T McShane

The letter C brings us to cannula, by request.

I found an interesting photograph of an insulin pump cannula that said much of what I'd decided to write when I was thinking through this post. Essentially, the photo verbalizes for me the sentiment that my life - the lives of all of us who use an insulin pump - turn (quite literally) on a dime. The cannula that delivers the medicine that keeps us alive is smaller than a coin that, this day and age, won't even pay for a gum ball.

But, oh, how that very tiny piece of tubing matters. Anyone who's had a kink or a bend in their cannula knows what it can do to blood sugar. Anyone who's seen that little piece of tubing popping up from the center of the tape-gauze that secures it to the skin knows the panic it can cause.

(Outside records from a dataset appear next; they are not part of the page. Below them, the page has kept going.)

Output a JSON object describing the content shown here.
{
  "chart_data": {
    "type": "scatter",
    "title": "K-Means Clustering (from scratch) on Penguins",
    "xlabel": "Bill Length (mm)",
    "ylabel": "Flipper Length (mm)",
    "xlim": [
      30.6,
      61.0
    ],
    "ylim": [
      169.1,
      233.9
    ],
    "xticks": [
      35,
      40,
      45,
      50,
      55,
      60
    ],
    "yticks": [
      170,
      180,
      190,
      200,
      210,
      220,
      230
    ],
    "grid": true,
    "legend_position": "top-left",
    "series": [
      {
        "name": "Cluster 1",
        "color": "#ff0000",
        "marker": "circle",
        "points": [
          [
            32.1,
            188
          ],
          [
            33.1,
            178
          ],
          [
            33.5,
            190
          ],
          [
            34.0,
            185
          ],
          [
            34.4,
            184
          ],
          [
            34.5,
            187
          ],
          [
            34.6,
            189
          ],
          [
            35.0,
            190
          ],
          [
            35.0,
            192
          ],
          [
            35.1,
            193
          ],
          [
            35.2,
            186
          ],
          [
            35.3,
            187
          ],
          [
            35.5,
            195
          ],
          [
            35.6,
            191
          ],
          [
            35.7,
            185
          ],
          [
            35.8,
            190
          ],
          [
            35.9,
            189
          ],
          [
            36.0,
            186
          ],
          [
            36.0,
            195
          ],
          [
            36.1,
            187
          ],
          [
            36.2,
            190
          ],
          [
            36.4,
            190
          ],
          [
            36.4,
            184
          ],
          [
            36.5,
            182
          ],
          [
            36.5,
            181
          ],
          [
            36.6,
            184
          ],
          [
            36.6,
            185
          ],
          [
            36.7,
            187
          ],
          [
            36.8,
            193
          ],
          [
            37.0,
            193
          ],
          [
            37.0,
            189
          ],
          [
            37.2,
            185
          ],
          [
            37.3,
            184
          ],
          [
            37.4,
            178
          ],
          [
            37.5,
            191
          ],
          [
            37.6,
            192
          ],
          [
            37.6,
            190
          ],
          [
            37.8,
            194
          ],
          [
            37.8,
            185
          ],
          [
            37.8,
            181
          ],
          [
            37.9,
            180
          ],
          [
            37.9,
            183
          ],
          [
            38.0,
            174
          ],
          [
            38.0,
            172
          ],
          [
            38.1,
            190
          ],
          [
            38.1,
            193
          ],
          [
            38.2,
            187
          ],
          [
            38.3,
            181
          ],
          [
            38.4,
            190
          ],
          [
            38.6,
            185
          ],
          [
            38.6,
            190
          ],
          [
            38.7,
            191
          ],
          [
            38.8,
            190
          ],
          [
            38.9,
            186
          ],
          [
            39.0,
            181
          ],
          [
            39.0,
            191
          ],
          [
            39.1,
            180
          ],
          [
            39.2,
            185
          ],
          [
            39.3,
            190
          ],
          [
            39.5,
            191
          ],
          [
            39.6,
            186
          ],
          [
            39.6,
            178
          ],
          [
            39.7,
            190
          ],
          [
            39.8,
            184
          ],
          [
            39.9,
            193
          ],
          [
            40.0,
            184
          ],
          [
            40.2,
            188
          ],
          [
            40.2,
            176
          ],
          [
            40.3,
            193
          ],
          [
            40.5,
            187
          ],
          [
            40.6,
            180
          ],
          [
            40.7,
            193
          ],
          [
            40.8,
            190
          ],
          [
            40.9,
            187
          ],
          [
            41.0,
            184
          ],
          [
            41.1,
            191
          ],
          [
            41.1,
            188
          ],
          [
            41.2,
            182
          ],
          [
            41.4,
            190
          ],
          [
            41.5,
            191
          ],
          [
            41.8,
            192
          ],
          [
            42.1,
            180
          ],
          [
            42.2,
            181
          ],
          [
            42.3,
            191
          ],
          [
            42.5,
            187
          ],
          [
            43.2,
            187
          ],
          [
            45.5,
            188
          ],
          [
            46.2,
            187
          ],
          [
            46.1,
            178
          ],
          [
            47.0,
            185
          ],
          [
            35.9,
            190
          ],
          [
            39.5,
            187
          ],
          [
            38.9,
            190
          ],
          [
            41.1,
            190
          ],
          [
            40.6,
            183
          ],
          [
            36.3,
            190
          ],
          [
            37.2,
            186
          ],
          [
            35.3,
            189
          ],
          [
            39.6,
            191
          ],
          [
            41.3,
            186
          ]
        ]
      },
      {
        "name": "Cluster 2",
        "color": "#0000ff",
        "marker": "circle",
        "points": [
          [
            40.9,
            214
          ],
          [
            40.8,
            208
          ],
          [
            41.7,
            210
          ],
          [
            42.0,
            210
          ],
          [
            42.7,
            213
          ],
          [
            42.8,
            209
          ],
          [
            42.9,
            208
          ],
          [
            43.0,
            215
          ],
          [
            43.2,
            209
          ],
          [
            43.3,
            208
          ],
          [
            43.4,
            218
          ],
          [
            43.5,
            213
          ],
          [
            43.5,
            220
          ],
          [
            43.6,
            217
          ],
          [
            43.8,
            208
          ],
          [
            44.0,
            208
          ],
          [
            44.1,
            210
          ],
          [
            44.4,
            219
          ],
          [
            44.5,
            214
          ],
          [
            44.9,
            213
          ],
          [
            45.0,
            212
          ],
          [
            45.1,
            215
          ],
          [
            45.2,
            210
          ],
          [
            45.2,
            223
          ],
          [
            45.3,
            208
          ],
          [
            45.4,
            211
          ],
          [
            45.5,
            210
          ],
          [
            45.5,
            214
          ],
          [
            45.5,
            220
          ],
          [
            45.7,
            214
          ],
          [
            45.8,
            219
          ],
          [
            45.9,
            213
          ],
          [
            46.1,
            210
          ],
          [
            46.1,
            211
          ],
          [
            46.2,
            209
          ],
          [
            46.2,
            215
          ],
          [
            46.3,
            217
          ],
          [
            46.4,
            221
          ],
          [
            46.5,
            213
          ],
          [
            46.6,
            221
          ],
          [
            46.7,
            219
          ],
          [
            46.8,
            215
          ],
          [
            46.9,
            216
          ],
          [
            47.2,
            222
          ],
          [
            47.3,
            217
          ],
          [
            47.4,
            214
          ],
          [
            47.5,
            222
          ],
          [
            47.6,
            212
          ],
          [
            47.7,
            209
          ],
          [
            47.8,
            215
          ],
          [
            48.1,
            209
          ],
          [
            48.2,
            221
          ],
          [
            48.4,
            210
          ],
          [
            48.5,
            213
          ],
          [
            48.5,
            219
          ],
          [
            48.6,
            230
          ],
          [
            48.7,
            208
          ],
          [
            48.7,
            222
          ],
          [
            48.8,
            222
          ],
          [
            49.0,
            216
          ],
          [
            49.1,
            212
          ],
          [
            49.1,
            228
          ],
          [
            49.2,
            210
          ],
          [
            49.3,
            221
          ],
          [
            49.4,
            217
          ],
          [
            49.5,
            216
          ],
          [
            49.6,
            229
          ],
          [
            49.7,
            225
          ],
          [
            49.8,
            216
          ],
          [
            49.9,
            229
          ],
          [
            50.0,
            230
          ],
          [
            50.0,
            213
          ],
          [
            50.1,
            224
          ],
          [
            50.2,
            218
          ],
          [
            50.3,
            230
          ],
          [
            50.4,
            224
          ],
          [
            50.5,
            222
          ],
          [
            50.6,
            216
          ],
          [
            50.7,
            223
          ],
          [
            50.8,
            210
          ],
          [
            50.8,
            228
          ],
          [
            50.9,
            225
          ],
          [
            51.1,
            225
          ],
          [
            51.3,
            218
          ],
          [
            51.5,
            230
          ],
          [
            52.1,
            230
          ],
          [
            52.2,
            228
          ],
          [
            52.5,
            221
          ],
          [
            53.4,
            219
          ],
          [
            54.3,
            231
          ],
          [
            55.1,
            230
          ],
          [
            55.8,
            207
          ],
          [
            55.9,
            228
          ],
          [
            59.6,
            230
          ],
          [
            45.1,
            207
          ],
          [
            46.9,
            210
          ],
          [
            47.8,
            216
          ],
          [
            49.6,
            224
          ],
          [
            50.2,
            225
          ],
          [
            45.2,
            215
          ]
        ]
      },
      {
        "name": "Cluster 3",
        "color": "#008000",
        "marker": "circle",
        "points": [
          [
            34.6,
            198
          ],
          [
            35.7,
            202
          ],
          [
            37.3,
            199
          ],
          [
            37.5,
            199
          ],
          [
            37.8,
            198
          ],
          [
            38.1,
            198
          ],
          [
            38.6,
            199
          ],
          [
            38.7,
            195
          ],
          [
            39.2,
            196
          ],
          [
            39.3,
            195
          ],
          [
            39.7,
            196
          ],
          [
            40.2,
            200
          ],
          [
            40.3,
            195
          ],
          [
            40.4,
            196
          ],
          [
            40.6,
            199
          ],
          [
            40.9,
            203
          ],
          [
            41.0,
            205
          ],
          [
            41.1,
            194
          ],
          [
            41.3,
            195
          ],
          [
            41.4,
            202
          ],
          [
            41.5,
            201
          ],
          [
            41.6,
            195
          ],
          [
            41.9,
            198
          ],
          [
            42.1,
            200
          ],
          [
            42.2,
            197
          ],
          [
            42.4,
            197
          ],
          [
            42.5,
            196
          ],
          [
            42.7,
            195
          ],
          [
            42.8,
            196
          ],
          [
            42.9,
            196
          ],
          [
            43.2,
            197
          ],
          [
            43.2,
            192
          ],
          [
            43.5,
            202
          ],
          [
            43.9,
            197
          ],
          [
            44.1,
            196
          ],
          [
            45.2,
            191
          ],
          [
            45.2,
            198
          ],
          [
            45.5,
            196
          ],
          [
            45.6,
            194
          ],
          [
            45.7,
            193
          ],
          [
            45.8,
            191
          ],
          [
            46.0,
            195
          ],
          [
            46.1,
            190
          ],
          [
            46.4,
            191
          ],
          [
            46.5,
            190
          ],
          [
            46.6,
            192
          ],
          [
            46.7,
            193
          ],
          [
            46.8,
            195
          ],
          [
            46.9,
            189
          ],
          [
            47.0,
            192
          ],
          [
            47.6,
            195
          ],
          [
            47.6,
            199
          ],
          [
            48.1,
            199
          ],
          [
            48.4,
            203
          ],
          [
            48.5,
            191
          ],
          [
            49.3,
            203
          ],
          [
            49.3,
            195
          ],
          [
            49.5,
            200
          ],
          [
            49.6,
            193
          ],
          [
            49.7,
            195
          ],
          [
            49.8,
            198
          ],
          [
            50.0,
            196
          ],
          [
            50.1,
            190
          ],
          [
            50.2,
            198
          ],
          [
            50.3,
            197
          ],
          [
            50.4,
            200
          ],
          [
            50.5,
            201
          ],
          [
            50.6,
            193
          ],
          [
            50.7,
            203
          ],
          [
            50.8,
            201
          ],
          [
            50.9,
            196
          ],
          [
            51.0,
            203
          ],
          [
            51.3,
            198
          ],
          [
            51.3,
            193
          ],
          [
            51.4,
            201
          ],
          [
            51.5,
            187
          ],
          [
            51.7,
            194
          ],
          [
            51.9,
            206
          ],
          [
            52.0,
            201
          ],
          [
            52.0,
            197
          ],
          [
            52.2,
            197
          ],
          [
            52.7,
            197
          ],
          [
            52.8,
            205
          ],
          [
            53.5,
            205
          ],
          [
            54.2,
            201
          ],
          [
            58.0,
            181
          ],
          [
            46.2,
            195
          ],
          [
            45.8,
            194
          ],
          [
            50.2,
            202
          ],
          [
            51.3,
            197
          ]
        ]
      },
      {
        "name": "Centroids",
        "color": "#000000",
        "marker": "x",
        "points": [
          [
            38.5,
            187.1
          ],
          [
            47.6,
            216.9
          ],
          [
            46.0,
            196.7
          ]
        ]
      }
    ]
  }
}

I think we can all agree, it's not actually the cannula's fault. It's not its fault when it bends or pops up or gets blocked with blood. It's not its fault when our blood sugar is 365 mg/dl even after two doses of insulin. The cannula is, after all, an inanimate object. It is just one of those "small things" that represent how those of us using a pump are required to live our lives. It has its place aside the little test strips and the lancet tips and the insulin in the little bottles or the drip-drop form it takes when its delivered by the pump.

All of these things are physically small. But in the end, everything they sustain makes them seem so much larger.

When I look at that cannula as it enters or exits my body, I see years. Years that I know have been added to my life because using an insulin pump has drastically improved my diabetes control. I see a future with the man I love. I see the faces of my nieces and nephews and I see myself being there as they graduate high school and college, as they make their way in this world. I see the opportunity to make a difference through my work. I see the opportunity to share the story of how I've lived well with diabetes.

I see my life, turning on that dime-sized length of tubing.